L'Inde, qui produit 60 pour cent des vaccins dans le monde, est déterminée à ne pas être en reste par rapport à son principal rival dans la région, la Chine. L'Inde distribue des millions de doses d'AstraZeneca, fabriquées localement sous licence, à ses voisins, notamment l'Afghanistan, le Bhoutan, le Cambodge, les Maldives, le Bangladesh, le Népal, le Myanmar et les Seychelles, comme élément central de sa politique commerciale et étrangère. Elle a conclu des accords pour approvisionner le Brésil et le Maroc en vaccins et prévoit d'approvisionner la Mongolie et les États insulaires du Pacifique. Le ministère indien des Affaires étrangères a déclaré qu'il avait fourni 15,6 millions de doses de vaccin à 17 pays, soit par des dons, soit par contrat commercial.

La ruée désespérée pour obtenir le vaccin est soulignée par le fait que le Pakistan n'ait pu jusqu'à présent obtenir que le vaccin Sinopharm et qu’il attende toujours de recevoir son allocation de 17 millions de doses dans le cadre du programme Covax. Il a permis aux entreprises privées d'importer quatre vaccins anti-coronavirus (Sputnik V, AstraZeneca et deux vaccins Sinopharm) et de les vendre sans prix-plafond, garantissant que seule l'élite financière y aura accès.

Washington a réagi en cherchant à discréditer les vaccins russes et chinois, qui sont à la fois efficaces et faciles à conserver à la température standard entre 2C et 8C (35,6F et 46,4F), contrairement à d'autres vaccins qui nécessitent un stockage à très basse température, un facteur majeur en Égypte, au Maroc, aux Émirats arabes unis et à Bahreïn dans le choix du vaccin chinois Sinopharm chez eux. Les États-Unis ont raillé la Chine et la Russie pour avoir lancé ce qu'ils appellent une offensive de 'diplomatie vaccinale', soutenant qu'elles n'avaient vacciné qu'un petit nombre de leurs propres citoyens.
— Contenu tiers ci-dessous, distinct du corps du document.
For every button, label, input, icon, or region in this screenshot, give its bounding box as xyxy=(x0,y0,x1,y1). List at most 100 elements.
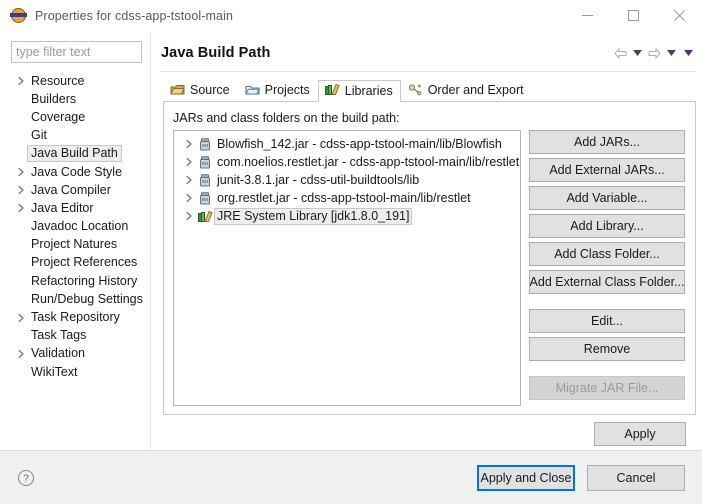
chevron-right-icon[interactable] xyxy=(14,349,27,359)
button-group-spacer xyxy=(529,365,685,376)
chevron-right-icon[interactable] xyxy=(182,157,196,167)
minimize-button[interactable] xyxy=(564,0,610,32)
cancel-button[interactable]: Cancel xyxy=(587,464,685,491)
footer-buttons: Apply and Close Cancel xyxy=(477,464,685,491)
forward-dropdown-icon[interactable] xyxy=(664,44,679,62)
apply-button[interactable]: Apply xyxy=(594,422,686,446)
apply-row: Apply xyxy=(161,415,702,450)
sidebar-item-refactoring-history[interactable]: Refactoring History xyxy=(0,272,150,290)
page-header: Java Build Path xyxy=(161,32,702,62)
sidebar-item-label: Project References xyxy=(31,255,138,270)
sidebar-item-java-build-path[interactable]: Java Build Path xyxy=(0,145,150,163)
projects-folder-icon xyxy=(244,83,261,98)
help-question-icon[interactable]: ? xyxy=(17,469,35,487)
chevron-right-icon[interactable] xyxy=(182,211,196,221)
list-label: JARs and class folders on the build path… xyxy=(173,111,400,125)
chevron-right-icon[interactable] xyxy=(14,203,27,213)
build-path-entry[interactable]: JRE System Library [jdk1.8.0_191] xyxy=(174,207,520,225)
build-path-entry-label: JRE System Library [jdk1.8.0_191] xyxy=(214,207,413,225)
add-variable-button[interactable]: Add Variable... xyxy=(529,186,685,210)
sidebar-item-label: Resource xyxy=(31,73,85,88)
sidebar-item-label: Refactoring History xyxy=(31,273,138,288)
tab-bar[interactable]: Source Projects Libraries Order and Export xyxy=(163,80,696,102)
sidebar-item-java-compiler[interactable]: Java Compiler xyxy=(0,181,150,199)
add-external-jars-button[interactable]: Add External JARs... xyxy=(529,158,685,182)
add-jars-button[interactable]: Add JARs... xyxy=(529,130,685,154)
sidebar-item-resource[interactable]: Resource xyxy=(0,72,150,90)
build-path-entry[interactable]: org.restlet.jar - cdss-app-tstool-main/l… xyxy=(174,189,520,207)
sidebar-item-task-tags[interactable]: Task Tags xyxy=(0,327,150,345)
build-path-entry-label: Blowfish_142.jar - cdss-app-tstool-main/… xyxy=(217,136,502,151)
chevron-right-icon[interactable] xyxy=(182,193,196,203)
sidebar-item-label: WikiText xyxy=(31,364,78,379)
chevron-right-icon[interactable] xyxy=(14,185,27,195)
tab-order-and-export[interactable]: Order and Export xyxy=(401,79,532,101)
sidebar-item-builders[interactable]: Builders xyxy=(0,90,150,108)
sidebar-item-label: Java Build Path xyxy=(27,145,122,163)
order-export-icon xyxy=(408,83,424,98)
build-path-entry[interactable]: com.noelios.restlet.jar - cdss-app-tstoo… xyxy=(174,153,520,171)
tab-label: Source xyxy=(190,83,230,97)
libraries-books-icon xyxy=(324,83,341,98)
filter-input[interactable] xyxy=(11,41,142,63)
button-group-spacer xyxy=(529,298,685,309)
menu-dropdown-icon[interactable] xyxy=(681,44,696,62)
svg-text:?: ? xyxy=(23,473,29,484)
sidebar-item-label: Git xyxy=(31,128,47,143)
libraries-tab-panel: JARs and class folders on the build path… xyxy=(163,102,696,415)
library-buttons-column: Add JARs... Add External JARs... Add Varia… xyxy=(529,130,685,406)
build-path-entry[interactable]: Blowfish_142.jar - cdss-app-tstool-main/… xyxy=(174,135,520,153)
sidebar-item-git[interactable]: Git xyxy=(0,127,150,145)
window-title: Properties for cdss-app-tstool-main xyxy=(35,8,234,23)
window-controls xyxy=(564,0,702,32)
sidebar-item-label: Builders xyxy=(31,91,77,106)
sidebar-item-project-references[interactable]: Project References xyxy=(0,254,150,272)
list-and-buttons: Blowfish_142.jar - cdss-app-tstool-main/… xyxy=(173,130,685,406)
tab-source[interactable]: Source xyxy=(163,79,238,101)
tab-label: Order and Export xyxy=(427,83,524,97)
sidebar-item-wikitext[interactable]: WikiText xyxy=(0,363,150,381)
sidebar-item-label: Task Tags xyxy=(31,328,87,343)
forward-arrow-icon[interactable] xyxy=(647,44,662,62)
settings-tree[interactable]: Resource Builders Coverage Git Java Build Pa… xyxy=(0,70,150,450)
back-arrow-icon[interactable] xyxy=(613,44,628,62)
remove-button[interactable]: Remove xyxy=(529,337,685,361)
eclipse-globe-icon xyxy=(10,7,27,24)
edit-button[interactable]: Edit... xyxy=(529,309,685,333)
sidebar-item-java-code-style[interactable]: Java Code Style xyxy=(0,163,150,181)
sidebar-item-label: Project Natures xyxy=(31,237,118,252)
sidebar-item-coverage[interactable]: Coverage xyxy=(0,108,150,126)
chevron-right-icon[interactable] xyxy=(182,139,196,149)
page-title: Java Build Path xyxy=(161,45,271,61)
chevron-right-icon[interactable] xyxy=(14,76,27,86)
build-path-entry-label: junit-3.8.1.jar - cdss-util-buildtools/l… xyxy=(217,172,420,187)
sidebar-item-javadoc-location[interactable]: Javadoc Location xyxy=(0,218,150,236)
build-path-list[interactable]: Blowfish_142.jar - cdss-app-tstool-main/… xyxy=(173,130,521,406)
tab-label: Libraries xyxy=(344,83,393,98)
sidebar-item-label: Java Editor xyxy=(31,200,94,215)
sidebar-item-run-debug-settings[interactable]: Run/Debug Settings xyxy=(0,290,150,308)
chevron-right-icon[interactable] xyxy=(14,313,27,323)
chevron-right-icon[interactable] xyxy=(14,167,27,177)
build-path-entry-label: org.restlet.jar - cdss-app-tstool-main/l… xyxy=(217,190,471,205)
close-button[interactable] xyxy=(656,0,702,32)
chevron-right-icon[interactable] xyxy=(182,175,196,185)
maximize-button[interactable] xyxy=(610,0,656,32)
apply-and-close-button[interactable]: Apply and Close xyxy=(477,464,575,491)
sidebar-item-project-natures[interactable]: Project Natures xyxy=(0,236,150,254)
sidebar-item-task-repository[interactable]: Task Repository xyxy=(0,308,150,326)
build-path-entry-label: com.noelios.restlet.jar - cdss-app-tstoo… xyxy=(217,154,520,169)
add-class-folder-button[interactable]: Add Class Folder... xyxy=(529,242,685,266)
build-path-entry[interactable]: junit-3.8.1.jar - cdss-util-buildtools/l… xyxy=(174,171,520,189)
tab-libraries[interactable]: Libraries xyxy=(317,80,401,102)
title-bar: Properties for cdss-app-tstool-main xyxy=(0,0,702,32)
tab-projects[interactable]: Projects xyxy=(238,79,318,101)
sidebar-item-java-editor[interactable]: Java Editor xyxy=(0,199,150,217)
add-external-class-folder-button[interactable]: Add External Class Folder... xyxy=(529,270,685,294)
back-dropdown-icon[interactable] xyxy=(630,44,645,62)
add-library-button[interactable]: Add Library... xyxy=(529,214,685,238)
sidebar-item-label: Validation xyxy=(31,346,85,361)
sidebar-item-label: Task Repository xyxy=(31,310,120,325)
sidebar-item-validation[interactable]: Validation xyxy=(0,345,150,363)
dialog-body: Resource Builders Coverage Git Java Build Pa… xyxy=(0,32,702,450)
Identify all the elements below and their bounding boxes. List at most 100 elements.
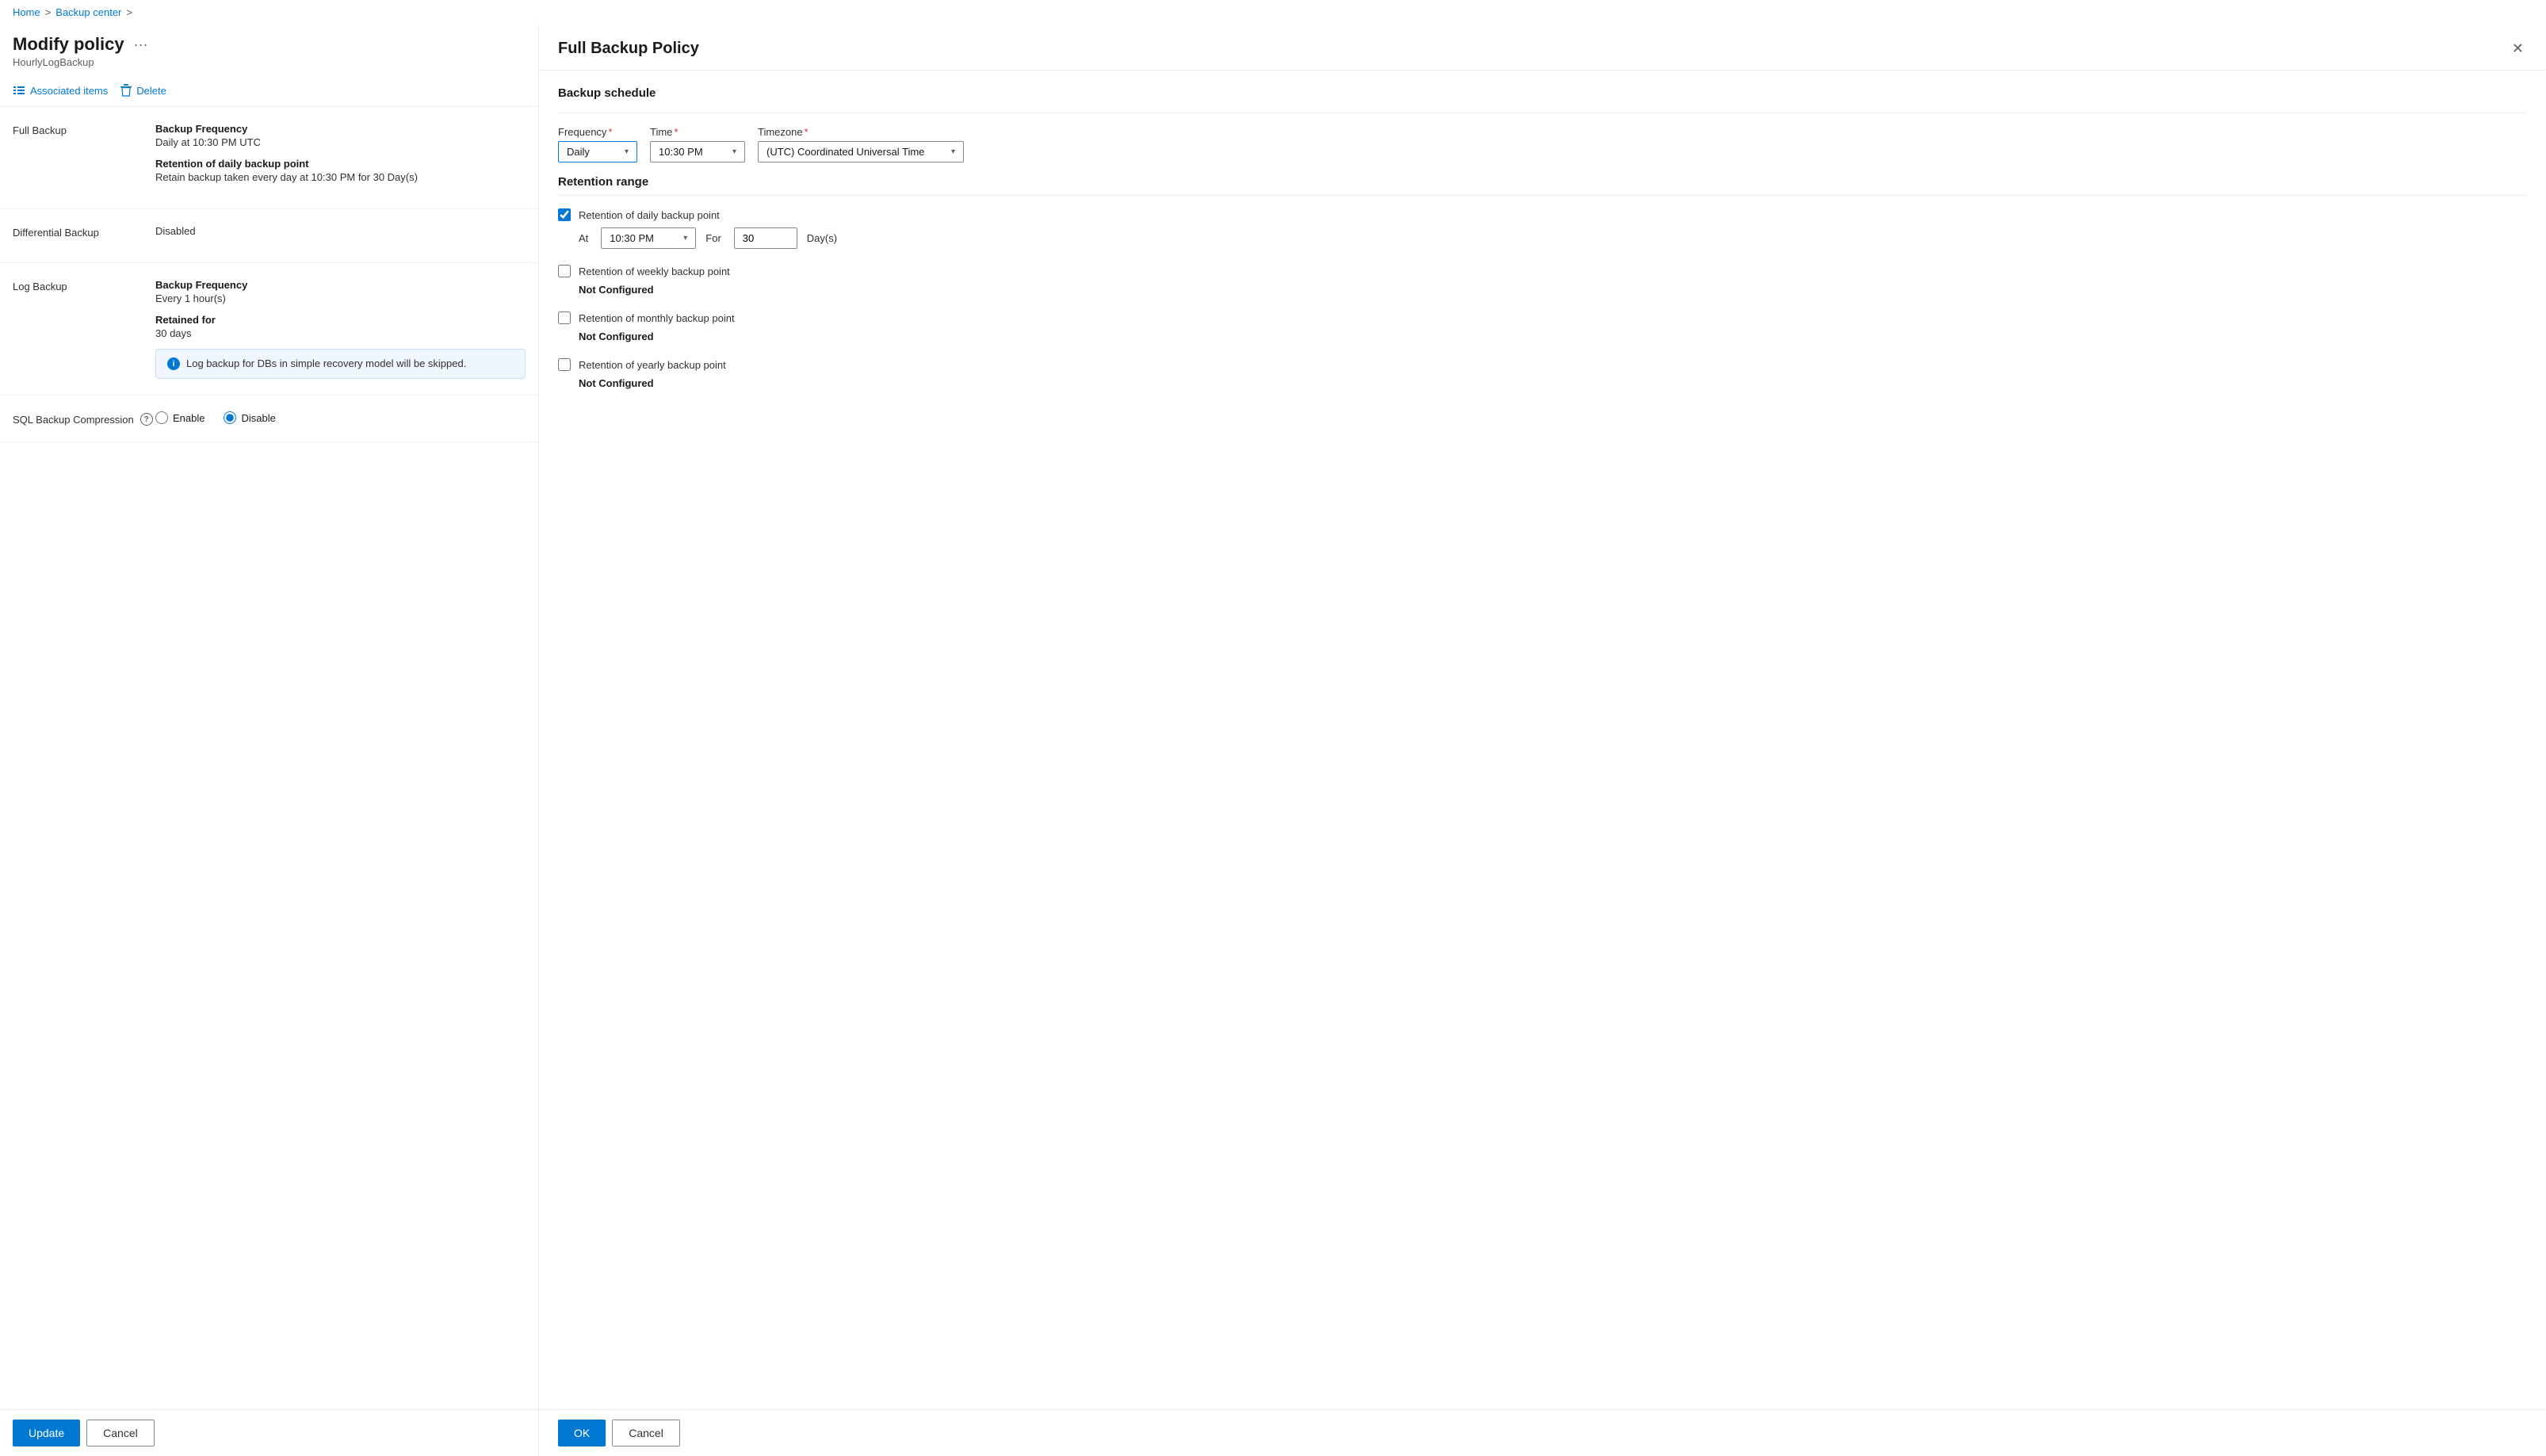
differential-backup-label: Differential Backup xyxy=(13,225,155,246)
breadcrumb-backup-center[interactable]: Backup center xyxy=(55,6,121,18)
monthly-retention-label: Retention of monthly backup point xyxy=(579,312,735,324)
monthly-retention-item: Retention of monthly backup point Not Co… xyxy=(558,311,2527,342)
breadcrumb: Home > Backup center > xyxy=(0,0,2546,25)
log-backup-label: Log Backup xyxy=(13,279,155,379)
daily-retention-header: Retention of daily backup point xyxy=(558,208,2527,221)
time-value: 10:30 PM xyxy=(659,146,703,158)
list-icon xyxy=(13,84,25,97)
daily-retention-row: At 10:30 PM ▾ For Day(s) xyxy=(579,227,2527,249)
backup-frequency-title: Backup Frequency xyxy=(155,123,526,135)
daily-at-select[interactable]: 10:30 PM ▾ xyxy=(601,227,696,249)
backup-frequency-value: Daily at 10:30 PM UTC xyxy=(155,136,526,148)
retention-range-section: Retention range Retention of daily backu… xyxy=(558,175,2527,389)
log-freq-title: Backup Frequency xyxy=(155,279,526,291)
yearly-retention-checkbox[interactable] xyxy=(558,358,571,371)
timezone-group: Timezone* (UTC) Coordinated Universal Ti… xyxy=(758,126,964,162)
left-footer: Update Cancel xyxy=(0,1409,538,1456)
daily-retention-item: Retention of daily backup point At 10:30… xyxy=(558,208,2527,249)
time-label: Time* xyxy=(650,126,745,138)
enable-radio-option[interactable]: Enable xyxy=(155,411,205,424)
daily-at-value: 10:30 PM xyxy=(610,232,654,244)
weekly-retention-checkbox[interactable] xyxy=(558,265,571,277)
yearly-retention-header: Retention of yearly backup point xyxy=(558,358,2527,371)
monthly-retention-header: Retention of monthly backup point xyxy=(558,311,2527,324)
frequency-chevron: ▾ xyxy=(625,147,629,156)
info-icon: i xyxy=(167,357,180,370)
full-backup-label: Full Backup xyxy=(13,123,155,193)
help-icon[interactable]: ? xyxy=(140,413,153,426)
monthly-retention-checkbox[interactable] xyxy=(558,311,571,324)
differential-backup-section: Differential Backup Disabled xyxy=(0,209,538,263)
sql-compression-label: SQL Backup Compression ? xyxy=(13,411,155,426)
right-header: Full Backup Policy ✕ xyxy=(539,25,2546,71)
timezone-label: Timezone* xyxy=(758,126,964,138)
left-content: Full Backup Backup Frequency Daily at 10… xyxy=(0,107,538,1409)
disable-label: Disable xyxy=(241,412,275,424)
breadcrumb-home[interactable]: Home xyxy=(13,6,40,18)
retention-range-heading: Retention range xyxy=(558,175,2527,189)
log-info-text: Log backup for DBs in simple recovery mo… xyxy=(186,357,466,369)
time-select[interactable]: 10:30 PM ▾ xyxy=(650,141,745,162)
weekly-retention-label: Retention of weekly backup point xyxy=(579,266,730,277)
daily-for-input[interactable] xyxy=(734,227,797,249)
log-retain-title: Retained for xyxy=(155,314,526,326)
enable-label: Enable xyxy=(173,412,205,424)
sql-compression-detail: Enable Disable xyxy=(155,411,526,426)
differential-backup-detail: Disabled xyxy=(155,225,526,246)
weekly-retention-item: Retention of weekly backup point Not Con… xyxy=(558,265,2527,296)
page-title: Modify policy xyxy=(13,34,124,55)
right-footer: OK Cancel xyxy=(539,1409,2546,1456)
full-backup-section: Full Backup Backup Frequency Daily at 10… xyxy=(0,107,538,209)
associated-items-button[interactable]: Associated items xyxy=(13,81,108,100)
frequency-select[interactable]: Daily ▾ xyxy=(558,141,637,162)
retention-divider xyxy=(558,195,2527,196)
daily-retention-label: Retention of daily backup point xyxy=(579,209,720,221)
for-label: For xyxy=(705,232,721,244)
enable-radio[interactable] xyxy=(155,411,168,424)
right-panel-title: Full Backup Policy xyxy=(558,40,699,58)
retention-daily-title: Retention of daily backup point xyxy=(155,158,526,170)
log-freq-value: Every 1 hour(s) xyxy=(155,292,526,304)
full-backup-detail: Backup Frequency Daily at 10:30 PM UTC R… xyxy=(155,123,526,193)
time-group: Time* 10:30 PM ▾ xyxy=(650,126,745,162)
schedule-form-row: Frequency* Daily ▾ Time* 10:30 PM ▾ xyxy=(558,126,2527,162)
policy-name: HourlyLogBackup xyxy=(13,56,526,68)
weekly-not-configured: Not Configured xyxy=(579,284,2527,296)
log-backup-section: Log Backup Backup Frequency Every 1 hour… xyxy=(0,263,538,396)
left-cancel-button[interactable]: Cancel xyxy=(86,1420,155,1446)
daily-retention-checkbox[interactable] xyxy=(558,208,571,221)
left-header: Modify policy ··· HourlyLogBackup xyxy=(0,25,538,75)
more-options-button[interactable]: ··· xyxy=(131,36,151,53)
right-cancel-button[interactable]: Cancel xyxy=(612,1420,680,1446)
ok-button[interactable]: OK xyxy=(558,1420,606,1446)
timezone-select[interactable]: (UTC) Coordinated Universal Time ▾ xyxy=(758,141,964,162)
monthly-not-configured: Not Configured xyxy=(579,331,2527,342)
yearly-retention-item: Retention of yearly backup point Not Con… xyxy=(558,358,2527,389)
timezone-value: (UTC) Coordinated Universal Time xyxy=(766,146,924,158)
daily-days-label: Day(s) xyxy=(807,232,837,244)
time-chevron: ▾ xyxy=(732,147,736,156)
daily-at-chevron: ▾ xyxy=(683,234,687,243)
right-panel: Full Backup Policy ✕ Backup schedule Fre… xyxy=(539,25,2546,1456)
log-backup-detail: Backup Frequency Every 1 hour(s) Retaine… xyxy=(155,279,526,379)
close-button[interactable]: ✕ xyxy=(2509,37,2527,60)
toolbar: Associated items Delete xyxy=(0,75,538,107)
differential-value: Disabled xyxy=(155,225,526,237)
update-button[interactable]: Update xyxy=(13,1420,80,1446)
delete-label: Delete xyxy=(136,85,166,97)
daily-retention-sub: At 10:30 PM ▾ For Day(s) xyxy=(579,227,2527,249)
disable-radio[interactable] xyxy=(224,411,236,424)
sql-compression-section: SQL Backup Compression ? Enable Disable xyxy=(0,396,538,442)
compression-options: Enable Disable xyxy=(155,411,526,424)
frequency-value: Daily xyxy=(567,146,590,158)
yearly-retention-label: Retention of yearly backup point xyxy=(579,359,726,371)
left-panel: Modify policy ··· HourlyLogBackup Associ… xyxy=(0,25,539,1456)
frequency-label: Frequency* xyxy=(558,126,637,138)
disable-radio-option[interactable]: Disable xyxy=(224,411,275,424)
log-retain-value: 30 days xyxy=(155,327,526,339)
weekly-retention-header: Retention of weekly backup point xyxy=(558,265,2527,277)
associated-items-label: Associated items xyxy=(30,85,108,97)
timezone-chevron: ▾ xyxy=(951,147,955,156)
delete-button[interactable]: Delete xyxy=(120,81,166,100)
frequency-group: Frequency* Daily ▾ xyxy=(558,126,637,162)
La réponse désastreuse de toutes les grandes puissances capitalistes à la pandémie mondiale, alors même qu'elles se préparent au 'conflit des grandes puissances' et à une nouvelle ruée vers la recolonisation du monde, confirme l'urgence de mettre fin au capitalisme et à l'assujettissement de la santé humaine au profit privé. Cela montre l’immense nécessité d’une intervention de la classe ouvrière internationale pour exproprier les sociétés pharmaceutiques et toutes les grands groupes industriels et les transformer en services publics, contrôlés démocratiquement et mis au service de l'humanité.